Die Geschichte geht sie nichts an. Sie vergessen ihre Lehren. In ganz Europa ist das völkische Denken auf dem Vormarsch. Auch in Deutschland.
Marine Le Pen, die es geschafft hat, dem Rassismus ein vergleichsweise zivilisiertes Gesicht zu verleihen, hat nach der Wahl gesagt: "Der Front National ist die einzige Kraft, die eine wirklich französische Republik verteidigt." Der Satz ist eigentlich unsinnig.
Aber ihre Wähler verstehen ihn sofort - und die anderen auch. Den einen ist er Verheißung. Den anderen Drohung. Seine Kraft bezieht er aus der Furcht. Vor dem Verlust, vor der Fremdheit. Das ist ja die Paradoxie der Gegenwart: Die Eliten ernten die Früchte der Globalisierung, der Rest der Leute soll zusehen, wo er bleibt. Daheim nämlich. Aber was bedeutet das heute noch?

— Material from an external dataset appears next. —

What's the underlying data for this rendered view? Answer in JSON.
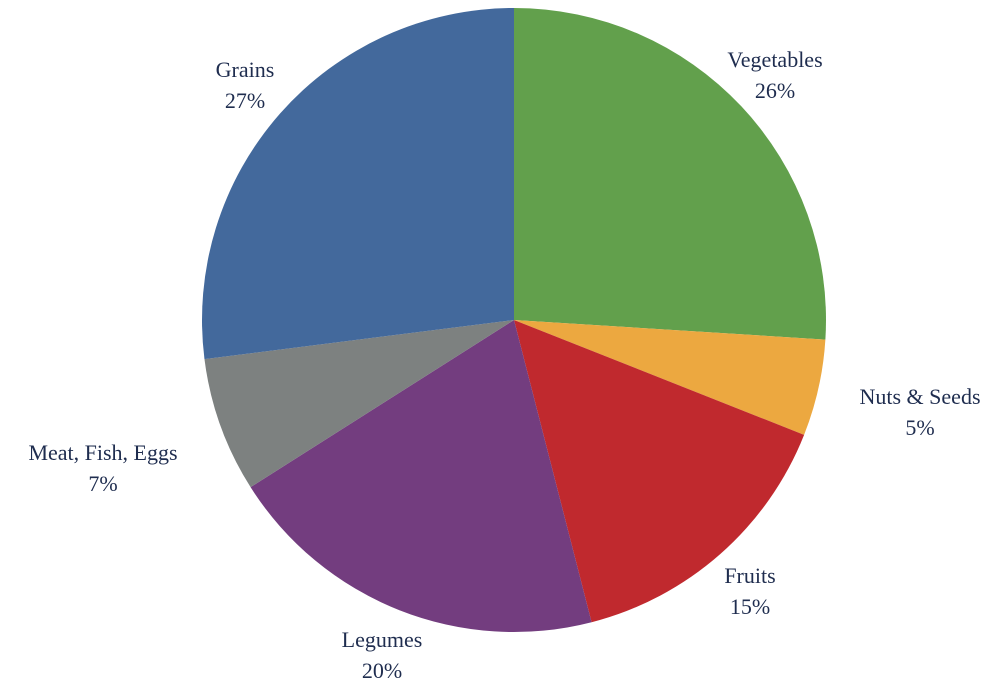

Mit allen Mitteln gegen den Vorwurf des Antisemitismus
Für Deutschland hat eine Studie festgestellt, dass sich mehr als jeder fünfte manchmal fremd im eigenen Land fühle. Der Soziologe Hartmut Rosa hat unlängst das Versagen der Politik als "Resonanzsphäre" beklagt. Die Menschen haben das Gefühl, ihre Fragen verklingen ungehört. Zu diesen Leuten hat der AfD-Mann Björn Höcke gesprochen, als er neulich im traurigen Cottbus immer wieder die "deutsche Vertrauensgemeinschaft" beschwor.
Wo den Abgehängten der politische Resonanzraum fehlt, bringen die rechten Bewegungen ihren Zuhörern die Welt wieder zum Klingen. Aber sie brauchen dafür regelmäßig den Lärm der Gewalt. Der "FAS"-Journalist Volker Zastrow erkannte neulich in einem Aufsehen erregenden Artikel bei der AfD "Wut, Hass und einen nicht mehr zu übersehenden Hunger nach Gewalt".
Das hat die AfD-Funktionäre sehr geärgert, die gerade den Versuch unternehmen, den Balanceakt der Le Pen-Tochter auf deutsche Verhältnisse zu übertragen: auf der Straße dem rechten Affen Zucker geben und auf dem Berliner Presseball das Hauptstadtparkett putzen.
Darum geben sich die Rechten hierzulande auch die größte Mühe, dem schwerstwiegenden Vorwurf vorzubeugen, den man ihnen in Deutschland machen kann: Antisemitismus. Zastrow schreibt: "Was die völkische Bewegung der Vorväter zusammenhielt und ihr zugleich als Kraftquelle diente, war ... die schwarze Milch des Antisemitismus." Aber das ist Vergangenheit. Man hat bei AfD- und Pegida-Demonstrationen im schwarz-rot-goldenen Meer der Deutschlandfahnen auch schon das fröhliche Weiß-Blau der israelischen Flagge gesehen.
Die offizielle Linie der AfD hat kein Problem mit Israel - warum auch: So rechts wie die deutschen Rechtspopulisten ist die Regierung von Benjamin Netanyahu allemal. Vor allem aber eint die israelische Politik und die AfD die - vorsichtig formuliert - kritische Haltung gegenüber dem Islam. Offenherzig konnte die heutige AfD-Chefin Frauke Petry im August 2014 bekennen: "Die AfD ist ganz klar gegen Antisemitismus, vor allem auch gegen den neu importierten Antisemitismus in Deutschland."
In einer furchtbaren Wiederkehr des Vergangenen werden hier "ethnische" Kategorien plötzlich herangezogen zur Herabsetzung sozialer und kultureller Differenz. Europa erlebt eine völkische Revolution. Sie erobert und verändert den Kontinent so, wie es einst der Liberalismus tat.
Am Ende könnten wir feststellen: Der Faschismus ist kein Phänomen der Vergangenheit.